VISION SPIRITUELLE ET VISION INTELLECTUELLE

 

 

Je connais une sainte religieuse dans un monastère de gilbertines, elle est peut-être encore en vie, qui avait parfaitement renoncé à l'amour du monde et de toute affection déréglée et banni de son cœur tout souci des choses terrestres. Elle désirait ardemment le bonheur du ciel et ce monde l'ennuyait. Il lui arriva, un jour qu'elle se livrait à la prière avec son ardeur accoutumée, de se sentir pénétrée d'une étonnante douceur. Toute l'activité de son esprit et de ses pensées s'arrêta et elle en oublia même ses amis spirituels. Son âme, donnant congé à tout autre souci, se trouva soudain ravie au-dessus d'elle-même et toute absorbée dans une lumière indicible et incompréhensible. Elle ne voyait plus rien que ce qui est, que ce qui est l'être de toutes choses. Cette lumière n'avait rien de matériel, ni rien qui y ressemblât. Elle n'avait ni extension ni rayonnement ; elle ne pouvait être circonscrite mais tenait en elle toutes choses comme l'être tient en lui tout ce qui est et la vérité, tout ce qui est vrai. Dans cette lumière, le Christ, qu'elle connaissait selon la chair, elle commença à ne plus le connaître ainsi, car le Christ Jésus « était devenu esprit devant sa face » (Lam. 4, 20) et l'avait introduite dans la vérité. Comme elle était demeurée ainsi plus d'une heure dans ce ravissement, elle fut secouée par ses sœurs, mais elle ne parvint qu'à grand'peine à retrouver l'usage de ses sens.

 

La chose s'étant reproduite assez souvent, on lui demanda ce qui se passait dans ces ravissements. Plusieurs commencèrent à l'envier et à désirer une telle vision. Il en résulta que se dégageant de toutes sollicitudes et se livrant à de continuelles prières, plusieurs religieuses se virent gratifier de cette grâce, au point que cette lumière se produisit assez souvent dans la communauté et que des sœurs la virent même contre leur gré.

 

Il y avait dans ce monastère une femme de grand discernement, qui, sachant qu'il ne fallait pas croire à tout esprit, attribuait tout cela à la maladie ou à des illusions de l'imagination. Elle dissuada donc les sœurs comme elle put de ces fréquentes visions. Elle demanda aussi à celle qui avait été la première à avoir ces visions de lui dire pourquoi elle-même n'en avait pas. La religieuse répondit :

« Parce que vous ne nous croyez pas et que vous n'aimez pas voir les autres jouir d'un privilège qui vous est refusé. »

« Eh bien, demandez donc à Dieu que si cette vision vient de lui, elle me soit également accordée. »

Après quelques jours de. prières, comme elles n'arrivaient à rien, la même demande fut répétée et cette fois, il lui fut répondu :

« Il faut que vous renonciez à toutes affections humaines et que vous vous occupiez du seul souvenir de Dieu. »

« Comment ? Je ne prierais plus pour mes amis et bienfaiteurs ? »

« Quant vous vous déciderez à monter par la contemplation jusqu'aux sommets de l'esprit, recommandez et laissez à Dieu tous ceux que vous aimez, et, comme si vous quittiez ce monde, dites adieu à toutes créatures et ne soupirez qu'après la rencontre de celui que vous aimez. »
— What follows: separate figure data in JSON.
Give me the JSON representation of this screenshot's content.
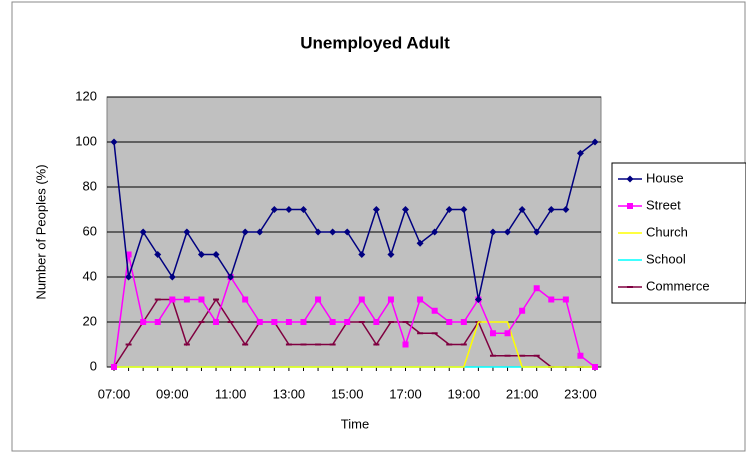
{
  "chart_data": {
    "type": "line",
    "title": "Unemployed Adult",
    "x_label": "Time",
    "y_label": "Number of Peoples (%)",
    "categories": [
      "07:00",
      null,
      null,
      null,
      "09:00",
      null,
      null,
      null,
      "11:00",
      null,
      null,
      null,
      "13:00",
      null,
      null,
      null,
      "15:00",
      null,
      null,
      null,
      "17:00",
      null,
      null,
      null,
      "19:00",
      null,
      null,
      null,
      "21:00",
      null,
      null,
      null,
      "23:00",
      null
    ],
    "series": [
      {
        "name": "House",
        "color": "#000080",
        "marker": "diamond",
        "values": [
          100,
          40,
          60,
          50,
          40,
          60,
          50,
          50,
          40,
          60,
          60,
          70,
          70,
          70,
          60,
          60,
          60,
          50,
          70,
          50,
          70,
          55,
          60,
          70,
          70,
          30,
          60,
          60,
          70,
          60,
          70,
          70,
          95,
          100
        ]
      },
      {
        "name": "Street",
        "color": "#ff00ff",
        "marker": "square",
        "values": [
          0,
          50,
          20,
          20,
          30,
          30,
          30,
          20,
          40,
          30,
          20,
          20,
          20,
          20,
          30,
          20,
          20,
          30,
          20,
          30,
          10,
          30,
          25,
          20,
          20,
          30,
          15,
          15,
          25,
          35,
          30,
          30,
          5,
          0
        ]
      },
      {
        "name": "Church",
        "color": "#ffff00",
        "marker": "none",
        "values": [
          0,
          0,
          0,
          0,
          0,
          0,
          0,
          0,
          0,
          0,
          0,
          0,
          0,
          0,
          0,
          0,
          0,
          0,
          0,
          0,
          0,
          0,
          0,
          0,
          0,
          20,
          20,
          20,
          0,
          0,
          0,
          0,
          0,
          0
        ]
      },
      {
        "name": "School",
        "color": "#00ffff",
        "marker": "none",
        "values": [
          0,
          0,
          0,
          0,
          0,
          0,
          0,
          0,
          0,
          0,
          0,
          0,
          0,
          0,
          0,
          0,
          0,
          0,
          0,
          0,
          0,
          0,
          0,
          0,
          0,
          0,
          0,
          0,
          0,
          0,
          0,
          0,
          0,
          0
        ]
      },
      {
        "name": "Commerce",
        "color": "#800040",
        "marker": "dash",
        "values": [
          0,
          10,
          20,
          30,
          30,
          10,
          20,
          30,
          20,
          10,
          20,
          20,
          10,
          10,
          10,
          10,
          20,
          20,
          10,
          20,
          20,
          15,
          15,
          10,
          10,
          20,
          5,
          5,
          5,
          5,
          0,
          0,
          0,
          0
        ]
      }
    ],
    "ylim": [
      0,
      120
    ],
    "yticks": [
      0,
      20,
      40,
      60,
      80,
      100,
      120
    ],
    "grid": true,
    "plot_background": "#c0c0c0",
    "legend": "right"
  }
}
Mais comme elle ne croyait pas encore, elle demanda qu'au moins ceci fut accordé à ses prières : de savoir si ces choses venaient de Dieu. « Je ne veux pas, disait-elle, que mon âme soit enlevée ou ravie de mon corps et que je perde ainsi le souvenir de toutes choses et surtout pas de mes amis. Il me suffit de savoir si ces choses viennent de Dieu. »

Et voilà que le Vendredi saint, comme elle était tout occupée de pensées inquiètes, la lumière dont nous avons parlé, brilla soudain et elle commença à être enlevée d'une manière extraordinaire vers les choses d'en-haut. Mais elle ne put tolérer en elle le rayon de cette lumière inaccessible à des yeux trop faibles et elle demanda, comme elle put, d'être ramenée à la méditation de la passion du Seigneur. Elle avait donc vu pour un instant cet Etre qui est. Ramenée de ces choses supérieures à de moins hautes, elle eut une vision spirituelle. Elle vit en esprit Jésus suspendu à la croix, percé de clous, transpercé par la lance et perdant son sang de ses cinq plaies, et la regardant très tendrement.

Alors elle fondit en larmes et revenue à elle, crut ses sœurs, s'estimant moins capable qu'elles de cette lumière.